After graduating from high school in 2000, and with no prospect of financial support from his father, Themba knew that if he was going to attend university he was going to have to earn the money for the registration process R1000 (about US$130) even at Mangosuthu Technikon (the least expensive of all tertiary institutions). He set that as a financial goal.

“I started doing part time work at the Women’s Cultural Centre in Ingwavuma, doing painting and building repairs for R35 (about US$4.50) a day,” he said. “While doing that job, I heard of opportunities to volunteer at Mosvold Hospital. I then heard that the University of the Witwatersrand (Wits) was reserving 10 places for disadvantaged students.”

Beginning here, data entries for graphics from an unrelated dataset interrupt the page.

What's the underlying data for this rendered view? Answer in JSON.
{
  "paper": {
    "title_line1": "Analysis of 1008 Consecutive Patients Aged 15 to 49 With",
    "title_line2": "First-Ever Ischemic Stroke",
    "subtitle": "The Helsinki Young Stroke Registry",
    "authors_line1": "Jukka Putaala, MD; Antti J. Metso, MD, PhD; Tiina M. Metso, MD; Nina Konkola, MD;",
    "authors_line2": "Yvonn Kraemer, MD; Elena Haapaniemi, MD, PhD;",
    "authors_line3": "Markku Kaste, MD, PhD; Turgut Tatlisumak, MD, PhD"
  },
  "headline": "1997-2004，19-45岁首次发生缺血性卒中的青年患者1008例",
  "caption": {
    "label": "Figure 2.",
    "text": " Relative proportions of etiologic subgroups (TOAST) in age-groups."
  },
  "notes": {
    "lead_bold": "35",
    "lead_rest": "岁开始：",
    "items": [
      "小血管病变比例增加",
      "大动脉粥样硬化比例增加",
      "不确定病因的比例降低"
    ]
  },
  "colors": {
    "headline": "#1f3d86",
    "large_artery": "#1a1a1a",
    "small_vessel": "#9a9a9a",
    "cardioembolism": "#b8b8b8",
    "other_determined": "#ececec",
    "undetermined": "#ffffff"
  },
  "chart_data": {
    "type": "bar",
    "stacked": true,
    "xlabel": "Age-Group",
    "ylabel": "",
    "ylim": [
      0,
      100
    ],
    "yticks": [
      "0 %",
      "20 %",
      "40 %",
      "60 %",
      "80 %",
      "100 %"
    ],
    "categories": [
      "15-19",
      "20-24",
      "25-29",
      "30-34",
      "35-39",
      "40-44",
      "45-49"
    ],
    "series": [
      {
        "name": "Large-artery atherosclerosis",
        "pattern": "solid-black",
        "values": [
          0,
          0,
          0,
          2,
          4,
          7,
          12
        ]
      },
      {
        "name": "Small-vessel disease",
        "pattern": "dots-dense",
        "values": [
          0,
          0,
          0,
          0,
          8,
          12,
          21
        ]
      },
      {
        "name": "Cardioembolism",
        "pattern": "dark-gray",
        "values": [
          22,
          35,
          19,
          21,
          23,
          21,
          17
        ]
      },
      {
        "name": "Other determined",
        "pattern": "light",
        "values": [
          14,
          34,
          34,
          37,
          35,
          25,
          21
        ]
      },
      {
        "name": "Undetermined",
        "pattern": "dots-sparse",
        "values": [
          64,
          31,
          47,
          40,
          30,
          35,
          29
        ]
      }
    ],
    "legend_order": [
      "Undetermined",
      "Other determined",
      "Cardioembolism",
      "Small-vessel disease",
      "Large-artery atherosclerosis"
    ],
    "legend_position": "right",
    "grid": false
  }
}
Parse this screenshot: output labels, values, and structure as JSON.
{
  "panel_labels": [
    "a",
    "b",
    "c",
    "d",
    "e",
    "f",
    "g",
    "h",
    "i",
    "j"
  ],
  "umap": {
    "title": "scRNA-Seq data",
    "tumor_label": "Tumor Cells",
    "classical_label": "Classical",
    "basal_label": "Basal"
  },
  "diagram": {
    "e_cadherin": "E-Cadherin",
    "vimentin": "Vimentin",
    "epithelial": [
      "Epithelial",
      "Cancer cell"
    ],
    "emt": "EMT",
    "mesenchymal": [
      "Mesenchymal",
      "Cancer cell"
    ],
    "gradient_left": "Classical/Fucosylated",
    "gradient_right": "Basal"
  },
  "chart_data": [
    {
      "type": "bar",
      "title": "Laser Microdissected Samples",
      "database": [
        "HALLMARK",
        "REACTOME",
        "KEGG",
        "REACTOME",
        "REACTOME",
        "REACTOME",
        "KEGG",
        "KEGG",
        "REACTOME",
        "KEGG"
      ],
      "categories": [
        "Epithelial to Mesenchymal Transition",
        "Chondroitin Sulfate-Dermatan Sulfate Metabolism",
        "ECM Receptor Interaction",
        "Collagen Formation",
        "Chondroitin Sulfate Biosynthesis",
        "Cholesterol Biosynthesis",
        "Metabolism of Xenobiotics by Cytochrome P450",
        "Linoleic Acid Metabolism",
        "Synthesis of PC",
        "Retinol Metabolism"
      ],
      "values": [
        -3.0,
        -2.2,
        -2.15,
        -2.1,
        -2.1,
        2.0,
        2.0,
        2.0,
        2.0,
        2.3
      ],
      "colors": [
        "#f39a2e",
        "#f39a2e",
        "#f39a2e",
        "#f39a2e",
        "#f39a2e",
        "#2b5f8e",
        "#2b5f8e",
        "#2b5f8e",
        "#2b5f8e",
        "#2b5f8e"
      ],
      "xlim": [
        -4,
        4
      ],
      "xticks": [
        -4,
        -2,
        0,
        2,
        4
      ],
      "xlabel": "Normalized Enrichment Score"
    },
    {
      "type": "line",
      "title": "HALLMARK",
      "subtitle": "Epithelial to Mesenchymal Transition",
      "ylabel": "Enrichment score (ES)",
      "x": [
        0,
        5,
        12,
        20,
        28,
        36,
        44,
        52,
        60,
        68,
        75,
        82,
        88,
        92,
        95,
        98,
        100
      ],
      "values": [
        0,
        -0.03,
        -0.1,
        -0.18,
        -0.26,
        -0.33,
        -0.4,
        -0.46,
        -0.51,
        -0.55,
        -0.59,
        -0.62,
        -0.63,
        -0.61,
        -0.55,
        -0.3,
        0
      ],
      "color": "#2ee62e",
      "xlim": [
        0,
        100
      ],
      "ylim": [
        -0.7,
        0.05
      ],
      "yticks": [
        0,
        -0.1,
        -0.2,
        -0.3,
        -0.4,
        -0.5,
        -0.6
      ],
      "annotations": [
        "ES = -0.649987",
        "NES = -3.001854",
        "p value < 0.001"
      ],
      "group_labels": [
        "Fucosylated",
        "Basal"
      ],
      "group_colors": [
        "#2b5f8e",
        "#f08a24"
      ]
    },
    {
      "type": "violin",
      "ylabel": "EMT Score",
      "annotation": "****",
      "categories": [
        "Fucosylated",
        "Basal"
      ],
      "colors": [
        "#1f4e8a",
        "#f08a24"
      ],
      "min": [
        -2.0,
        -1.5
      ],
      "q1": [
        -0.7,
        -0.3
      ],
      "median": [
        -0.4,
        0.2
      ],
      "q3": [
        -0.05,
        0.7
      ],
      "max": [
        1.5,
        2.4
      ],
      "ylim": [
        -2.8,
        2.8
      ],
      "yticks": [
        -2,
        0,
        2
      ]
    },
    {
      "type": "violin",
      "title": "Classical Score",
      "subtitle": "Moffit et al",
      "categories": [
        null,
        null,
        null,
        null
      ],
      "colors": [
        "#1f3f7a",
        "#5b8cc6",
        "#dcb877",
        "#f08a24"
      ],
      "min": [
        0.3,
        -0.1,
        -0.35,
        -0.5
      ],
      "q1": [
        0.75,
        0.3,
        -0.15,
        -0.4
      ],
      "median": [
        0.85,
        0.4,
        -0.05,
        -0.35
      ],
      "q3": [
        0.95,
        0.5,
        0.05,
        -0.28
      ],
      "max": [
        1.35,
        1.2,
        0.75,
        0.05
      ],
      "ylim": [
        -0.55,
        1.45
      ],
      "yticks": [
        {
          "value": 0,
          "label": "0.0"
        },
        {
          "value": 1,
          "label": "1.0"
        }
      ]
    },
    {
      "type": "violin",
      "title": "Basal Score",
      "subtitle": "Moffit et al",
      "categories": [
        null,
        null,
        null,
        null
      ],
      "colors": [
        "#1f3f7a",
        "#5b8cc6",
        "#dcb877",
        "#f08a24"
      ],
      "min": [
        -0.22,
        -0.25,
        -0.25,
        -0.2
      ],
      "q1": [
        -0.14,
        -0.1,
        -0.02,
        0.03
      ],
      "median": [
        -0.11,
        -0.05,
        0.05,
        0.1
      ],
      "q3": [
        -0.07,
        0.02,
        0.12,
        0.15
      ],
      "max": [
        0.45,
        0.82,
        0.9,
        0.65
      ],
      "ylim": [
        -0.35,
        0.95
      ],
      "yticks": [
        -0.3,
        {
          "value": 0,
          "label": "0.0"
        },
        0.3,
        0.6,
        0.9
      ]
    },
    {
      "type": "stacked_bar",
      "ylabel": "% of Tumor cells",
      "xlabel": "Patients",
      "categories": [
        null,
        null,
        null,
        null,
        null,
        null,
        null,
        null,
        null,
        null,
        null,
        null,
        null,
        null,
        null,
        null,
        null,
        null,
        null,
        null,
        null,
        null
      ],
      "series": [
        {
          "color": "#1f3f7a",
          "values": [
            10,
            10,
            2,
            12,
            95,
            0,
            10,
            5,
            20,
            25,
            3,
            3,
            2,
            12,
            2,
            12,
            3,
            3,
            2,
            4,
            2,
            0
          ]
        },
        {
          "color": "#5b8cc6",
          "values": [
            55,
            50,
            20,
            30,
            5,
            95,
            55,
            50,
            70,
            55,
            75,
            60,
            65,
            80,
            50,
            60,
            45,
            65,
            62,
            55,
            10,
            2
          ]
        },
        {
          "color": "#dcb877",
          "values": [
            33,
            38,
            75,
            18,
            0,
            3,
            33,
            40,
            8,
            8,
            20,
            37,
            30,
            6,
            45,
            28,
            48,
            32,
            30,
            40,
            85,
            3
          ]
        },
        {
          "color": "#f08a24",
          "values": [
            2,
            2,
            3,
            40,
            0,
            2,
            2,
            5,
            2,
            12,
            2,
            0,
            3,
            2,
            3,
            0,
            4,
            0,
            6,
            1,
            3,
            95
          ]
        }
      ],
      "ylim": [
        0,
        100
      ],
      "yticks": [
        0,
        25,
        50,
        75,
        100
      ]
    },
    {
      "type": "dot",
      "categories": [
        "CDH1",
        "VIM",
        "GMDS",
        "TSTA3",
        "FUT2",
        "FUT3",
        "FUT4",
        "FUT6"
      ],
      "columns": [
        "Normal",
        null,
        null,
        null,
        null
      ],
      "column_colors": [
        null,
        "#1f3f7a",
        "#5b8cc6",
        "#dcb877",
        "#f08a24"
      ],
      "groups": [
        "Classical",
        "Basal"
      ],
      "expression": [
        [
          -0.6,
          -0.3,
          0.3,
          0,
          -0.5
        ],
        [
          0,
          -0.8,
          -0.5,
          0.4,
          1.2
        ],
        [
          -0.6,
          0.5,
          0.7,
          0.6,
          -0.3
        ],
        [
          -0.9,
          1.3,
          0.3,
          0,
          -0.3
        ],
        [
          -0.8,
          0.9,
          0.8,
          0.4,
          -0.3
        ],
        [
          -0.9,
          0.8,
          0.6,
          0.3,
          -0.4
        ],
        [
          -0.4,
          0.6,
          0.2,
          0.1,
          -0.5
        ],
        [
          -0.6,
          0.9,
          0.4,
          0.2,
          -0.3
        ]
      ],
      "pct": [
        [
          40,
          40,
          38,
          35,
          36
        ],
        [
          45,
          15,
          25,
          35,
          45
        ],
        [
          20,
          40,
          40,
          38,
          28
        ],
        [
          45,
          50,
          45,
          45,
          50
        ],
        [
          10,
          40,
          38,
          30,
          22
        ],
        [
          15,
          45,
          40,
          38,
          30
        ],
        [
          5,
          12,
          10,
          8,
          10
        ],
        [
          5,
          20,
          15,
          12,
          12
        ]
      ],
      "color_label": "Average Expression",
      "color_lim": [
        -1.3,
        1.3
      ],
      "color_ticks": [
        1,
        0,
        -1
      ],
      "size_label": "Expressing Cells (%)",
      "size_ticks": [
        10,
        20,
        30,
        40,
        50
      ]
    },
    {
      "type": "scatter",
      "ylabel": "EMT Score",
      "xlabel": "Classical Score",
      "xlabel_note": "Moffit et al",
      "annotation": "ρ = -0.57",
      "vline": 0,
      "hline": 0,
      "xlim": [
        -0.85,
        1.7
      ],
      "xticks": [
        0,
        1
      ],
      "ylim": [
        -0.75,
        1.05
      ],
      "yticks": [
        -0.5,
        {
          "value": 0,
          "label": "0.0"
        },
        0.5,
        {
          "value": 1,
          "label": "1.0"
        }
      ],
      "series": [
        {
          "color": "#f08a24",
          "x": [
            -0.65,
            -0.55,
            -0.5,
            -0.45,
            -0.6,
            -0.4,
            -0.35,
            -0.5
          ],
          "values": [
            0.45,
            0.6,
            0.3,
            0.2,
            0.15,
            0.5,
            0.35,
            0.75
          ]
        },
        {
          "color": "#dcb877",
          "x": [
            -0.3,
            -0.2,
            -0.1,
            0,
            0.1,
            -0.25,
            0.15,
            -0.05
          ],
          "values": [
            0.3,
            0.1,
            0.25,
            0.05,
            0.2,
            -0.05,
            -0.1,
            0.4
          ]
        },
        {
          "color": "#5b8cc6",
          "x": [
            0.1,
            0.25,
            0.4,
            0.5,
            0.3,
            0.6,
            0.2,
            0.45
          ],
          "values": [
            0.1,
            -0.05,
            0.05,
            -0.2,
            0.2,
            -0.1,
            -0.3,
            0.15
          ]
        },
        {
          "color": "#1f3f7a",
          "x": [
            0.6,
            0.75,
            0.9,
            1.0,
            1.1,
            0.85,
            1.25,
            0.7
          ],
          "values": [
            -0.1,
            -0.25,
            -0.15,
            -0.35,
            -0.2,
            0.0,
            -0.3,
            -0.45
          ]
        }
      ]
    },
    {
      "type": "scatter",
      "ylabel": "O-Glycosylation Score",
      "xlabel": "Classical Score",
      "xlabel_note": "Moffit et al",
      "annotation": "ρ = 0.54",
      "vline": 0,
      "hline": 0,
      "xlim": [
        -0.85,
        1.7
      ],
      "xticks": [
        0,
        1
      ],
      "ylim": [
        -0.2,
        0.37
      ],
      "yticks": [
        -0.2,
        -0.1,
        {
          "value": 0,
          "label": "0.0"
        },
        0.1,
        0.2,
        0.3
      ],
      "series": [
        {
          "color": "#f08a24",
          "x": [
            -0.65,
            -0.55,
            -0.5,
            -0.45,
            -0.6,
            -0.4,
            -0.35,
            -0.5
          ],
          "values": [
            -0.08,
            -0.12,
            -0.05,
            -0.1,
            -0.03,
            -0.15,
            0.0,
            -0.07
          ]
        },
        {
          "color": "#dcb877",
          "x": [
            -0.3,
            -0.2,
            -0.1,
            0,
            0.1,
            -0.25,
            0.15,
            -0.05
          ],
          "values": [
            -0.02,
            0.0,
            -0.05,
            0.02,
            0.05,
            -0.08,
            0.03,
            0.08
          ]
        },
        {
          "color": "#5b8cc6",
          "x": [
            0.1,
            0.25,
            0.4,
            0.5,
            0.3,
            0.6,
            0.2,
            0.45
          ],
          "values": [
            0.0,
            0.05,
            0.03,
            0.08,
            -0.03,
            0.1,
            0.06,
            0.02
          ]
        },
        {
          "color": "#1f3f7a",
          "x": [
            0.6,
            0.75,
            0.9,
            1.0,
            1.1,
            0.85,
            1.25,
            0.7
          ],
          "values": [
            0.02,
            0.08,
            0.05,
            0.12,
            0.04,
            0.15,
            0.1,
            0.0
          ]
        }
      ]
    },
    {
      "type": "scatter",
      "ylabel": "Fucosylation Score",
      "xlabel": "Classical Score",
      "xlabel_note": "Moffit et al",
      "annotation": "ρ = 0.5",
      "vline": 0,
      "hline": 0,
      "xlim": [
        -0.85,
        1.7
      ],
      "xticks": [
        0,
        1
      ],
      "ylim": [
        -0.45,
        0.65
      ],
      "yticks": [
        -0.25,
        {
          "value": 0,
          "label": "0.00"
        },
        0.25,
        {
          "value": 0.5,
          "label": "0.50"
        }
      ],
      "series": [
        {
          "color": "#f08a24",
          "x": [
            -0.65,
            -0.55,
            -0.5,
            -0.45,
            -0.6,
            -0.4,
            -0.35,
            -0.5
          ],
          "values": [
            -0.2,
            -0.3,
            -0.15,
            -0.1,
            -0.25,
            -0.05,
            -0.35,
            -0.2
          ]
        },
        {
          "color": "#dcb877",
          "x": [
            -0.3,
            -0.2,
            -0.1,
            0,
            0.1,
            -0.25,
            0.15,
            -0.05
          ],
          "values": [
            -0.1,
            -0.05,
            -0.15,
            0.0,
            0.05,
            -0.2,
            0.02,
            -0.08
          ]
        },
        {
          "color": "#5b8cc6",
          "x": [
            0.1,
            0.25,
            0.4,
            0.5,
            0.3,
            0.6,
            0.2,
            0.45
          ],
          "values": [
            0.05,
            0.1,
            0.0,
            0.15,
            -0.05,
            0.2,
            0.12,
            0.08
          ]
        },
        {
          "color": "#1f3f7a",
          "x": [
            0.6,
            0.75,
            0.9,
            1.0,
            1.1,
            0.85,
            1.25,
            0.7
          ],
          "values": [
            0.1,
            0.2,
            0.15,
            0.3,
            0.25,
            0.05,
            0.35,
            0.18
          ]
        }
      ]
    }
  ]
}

Themba enquired about the opportunity, and applied to the Friends of Mosvold Trust’s Scholarship Scheme, a programme that helps expand the reach of high quality health services to the people of rural South Africa by identifying, training and supporting rural students who have the potential to become heath care professionals. He received a scholarship, and soon after learned that he had been accepted at Witwatersrand, in Johannesburg.

“The adaptation from Ingwavuma to Johannesburg was huge,” Themba told us. “I had never seen a lift before, let alone knew how it worked!” Themba completed his degree in 2006, and he has been working at Mosvold Hospital ever since.

Atlantic supports programmes like Friends of Mosvold because they build a cadre of trained health professionals grounded in local communities. But Themba’s story shows that the impact of such programmes is much wider, not only improving public health, but providing pathways out of poverty. With a sweep of his arm around his property, Themba told his visitors: “My family is here—I support my mother, and I have a soccer team which I coach and inspire and buy boots and kits for. I have been able to buy a pick-up, which I use to transport my soccer team. And I have also been able to build some new rooms at our homestead.”